I’m perfectly certain Sidney would prefer me to write a new book than to appear at his bedside in Australia, so I intend to stay right here in my dreary flat and cast about for a subject. I do have a tiny infant of an idea, much too frail and defenseless to risk describing, even to you. In honor of Sidney’s leg, I’m going to coddle it and feed it and see if I can make it grow.

Now, about Markham V. Reynolds (Junior). Your questions regarding that gentleman are very delicate, very subtle, very much like being smacked in the head with a mallet. Am I in love with him? What kind of a question is that? It’s a tuba among the flutes, and I expect better of you. The first rule of snooping is to come at it sideways —when you began writing me dizzy letters about Alexander, I didn’t ask if you were in love with him, I asked what his favorite animal was. And your answer told me everything I needed to know about him—how many men would admit that they loved ducks? (This brings up an important point: I don’t know what Mark’s favorite animal is. I doubt it’s a duck.)

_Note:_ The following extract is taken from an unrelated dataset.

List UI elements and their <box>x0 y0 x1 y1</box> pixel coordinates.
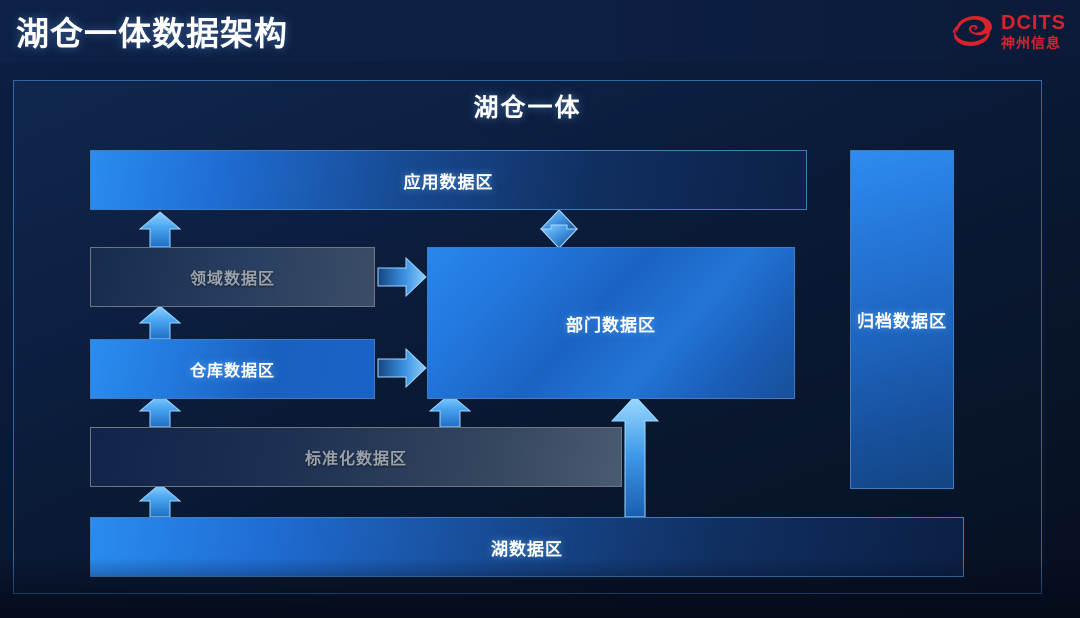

Would you care for a few suggestions? You could ask me who his favorite author is (Dos Passos! Hemingway!!). Or his favorite color (blue, not sure what shade, probably royal). Is he a good dancer? (Yes, far better than I, never steps on my toes, but doesn’t talk or even hum while dancing. Doesn’t hum at all so far as I know.) Does he have brothers or sisters? (Yes, two older sisters, one married to a sugar baron and the other widowed last year. Plus one younger brother, dismissed with a sneer as an ass.)